Ночью, войдя в опустевший дом, я дала себе волю, зашлась слезами. Суванкул вскипятил чай, налил мне погуще, заставил выпить и потом сказал, сидя рядом:

— Кто мы были с тобой, Толгонай? Вот с этим народом мы стали людьми. Так давай поровну будем делить с ним все — добро и беды. Когда хорошо было, все были довольны, а теперь, выходит, каждый будет думать только о себе да на судьбу свою плакаться? Нет, так будет нечестно. Завтра держи себя в руках. Если Алиман убивается — так это дело другое, она не видела в жизни того, что мы видели. А ты — мать. Запомни это. А потом учти, если война подзатянется, то и я уйду, и у Маселбека годы выходят, и его могут призвать. Если потребуется, все уйдем. Так что, Толгонай, готовь себя ко всему, привыкай…

На другой день после полудня началась отправка. Касым и Алиман опередили колонну, прискакали на рысях. Касыму разрешили заехать домой попрощаться. Глаза Алиман опухли, как волдыри, — видно, всю дорогу плакала. Касым старался держаться, крепился, но и ему было нелегко. Вот уж не знаю, что заставило Касыма придумать такое: то ли он побоялся за Алиман, решил как-то облегчить ей расставание, то ли и вправду ему было сказано так, но он, как только сошел с коня, сразу попросил нас не ехать на станцию. Касым сказал, что, может быть, еще вернется домой, потому что трактористов и комбайнеров решили пока не призывать до конца уборки. И если приказ поспеет, то их могут вернуть со станции. Теперь-то я понимаю, что он пожалел Алиман, пожалел нас. До станции почти день езды, а каково возвращаться назад — ведь дорога станет нескончаемой, слез не хватит. А тогда я поверила; говорят, надежда живет в человеке до смерти. Но когда мы вышли провожать его к большаку, я уже сомневалась.

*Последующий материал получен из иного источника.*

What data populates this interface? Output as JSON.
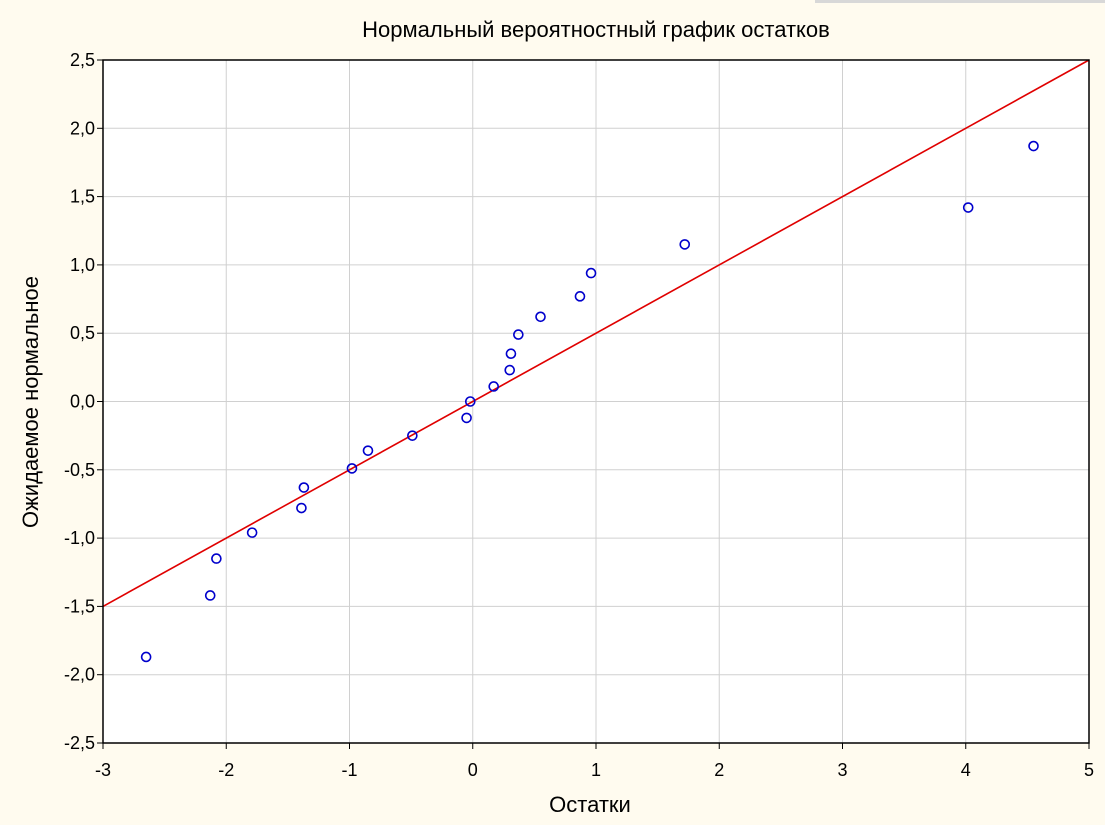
{
  "colors": {
    "background": "#fffbef",
    "plot_background": "#ffffff",
    "grid": "#d0d0d0",
    "fit_line": "#e00000",
    "points": "#0000cc"
  },
  "chart_data": {
    "type": "scatter",
    "title": "Нормальный вероятностный график остатков",
    "xlabel": "Остатки",
    "ylabel": "Ожидаемое нормальное",
    "xlim": [
      -3,
      5
    ],
    "ylim": [
      -2.5,
      2.5
    ],
    "x_ticks": [
      -3,
      -2,
      -1,
      0,
      1,
      2,
      3,
      4,
      5
    ],
    "x_tick_labels": [
      "-3",
      "-2",
      "-1",
      "0",
      "1",
      "2",
      "3",
      "4",
      "5"
    ],
    "y_ticks": [
      2.5,
      2.0,
      1.5,
      1.0,
      0.5,
      0.0,
      -0.5,
      -1.0,
      -1.5,
      -2.0,
      -2.5
    ],
    "y_tick_labels": [
      "2,5",
      "2,0",
      "1,5",
      "1,0",
      "0,5",
      "0,0",
      "-0,5",
      "-1,0",
      "-1,5",
      "-2,0",
      "-2,5"
    ],
    "grid": true,
    "points": [
      {
        "x": -2.65,
        "y": -1.87
      },
      {
        "x": -2.13,
        "y": -1.42
      },
      {
        "x": -2.08,
        "y": -1.15
      },
      {
        "x": -1.79,
        "y": -0.96
      },
      {
        "x": -1.39,
        "y": -0.78
      },
      {
        "x": -1.37,
        "y": -0.63
      },
      {
        "x": -0.98,
        "y": -0.49
      },
      {
        "x": -0.85,
        "y": -0.36
      },
      {
        "x": -0.49,
        "y": -0.25
      },
      {
        "x": -0.05,
        "y": -0.12
      },
      {
        "x": -0.02,
        "y": 0.0
      },
      {
        "x": 0.17,
        "y": 0.11
      },
      {
        "x": 0.3,
        "y": 0.23
      },
      {
        "x": 0.31,
        "y": 0.35
      },
      {
        "x": 0.37,
        "y": 0.49
      },
      {
        "x": 0.55,
        "y": 0.62
      },
      {
        "x": 0.87,
        "y": 0.77
      },
      {
        "x": 0.96,
        "y": 0.94
      },
      {
        "x": 1.72,
        "y": 1.15
      },
      {
        "x": 4.02,
        "y": 1.42
      },
      {
        "x": 4.55,
        "y": 1.87
      }
    ],
    "fit_line": {
      "x": [
        -3,
        5
      ],
      "y": [
        -1.5,
        2.5
      ]
    }
  }
}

По дороге с Касымом прощались все, кто работал на уборке. Прибежали жнецы, возчики, молотильщики с гумна, и комбайн оказался неподалеку. Помощники Касыма остановили комбайн поблизости и тоже прибежали проститься.

Говорят, кузнец, уходя на войну, прощается с наковальней и молотом. А Касым мой был мастером, кузнецом своего дела. Когда комбайн остановился, Касым, разговаривая с односельчанами, глянул на дорогу. В тот момент растянувшаяся колонна мобилизованных с обозом, с конями, с красным знаменем во главе только показывалась на повороте.

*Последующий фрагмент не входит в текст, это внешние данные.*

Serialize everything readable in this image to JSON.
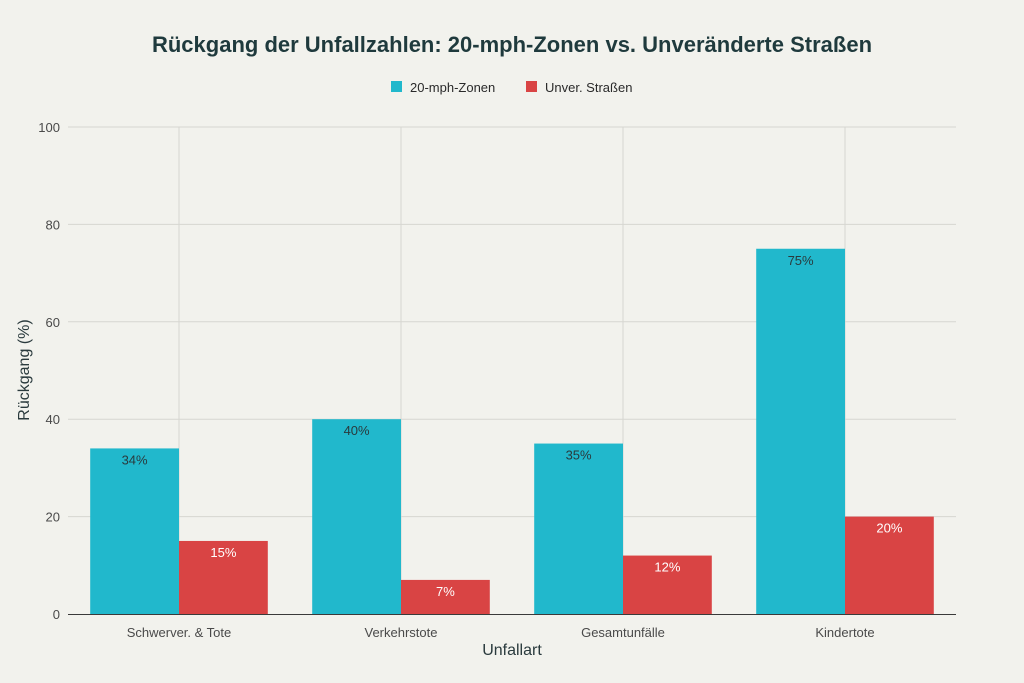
{
  "chart_data": {
    "type": "bar",
    "title": "Rückgang der Unfallzahlen: 20-mph-Zonen vs. Unveränderte Straßen",
    "xlabel": "Unfallart",
    "ylabel": "Rückgang (%)",
    "ylim": [
      0,
      100
    ],
    "yticks": [
      0,
      20,
      40,
      60,
      80,
      100
    ],
    "categories": [
      "Schwerver. & Tote",
      "Verkehrstote",
      "Gesamtunfälle",
      "Kindertote"
    ],
    "series": [
      {
        "name": "20-mph-Zonen",
        "color": "#21b8cc",
        "label_color": "#2a3a3d",
        "values": [
          34,
          40,
          35,
          75
        ],
        "labels": [
          "34%",
          "40%",
          "35%",
          "75%"
        ]
      },
      {
        "name": "Unver. Straßen",
        "color": "#d94444",
        "label_color": "#ffffff",
        "values": [
          15,
          7,
          12,
          20
        ],
        "labels": [
          "15%",
          "7%",
          "12%",
          "20%"
        ]
      }
    ],
    "legend_position": "top-center",
    "grid": true
  }
}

— На, отец, подержи! — Касым отдал поводья саврасого Суванкулу, а сам направился к комбайну. Он обошел его, оглядел со всех сторон. И потом вдруг взбежал на мостик. — Давай, Эшенкул, гони! Гони, как тогда! — крикнул он трактористу.

Моторы, что чуть слышно работали на пол-оборотах, зарокотали, взревели, комбайн загрохотал, залязгал цепями и, выбрасывая из молотилки соломенный буран, пошел захлестывать пшеницу мотовилами.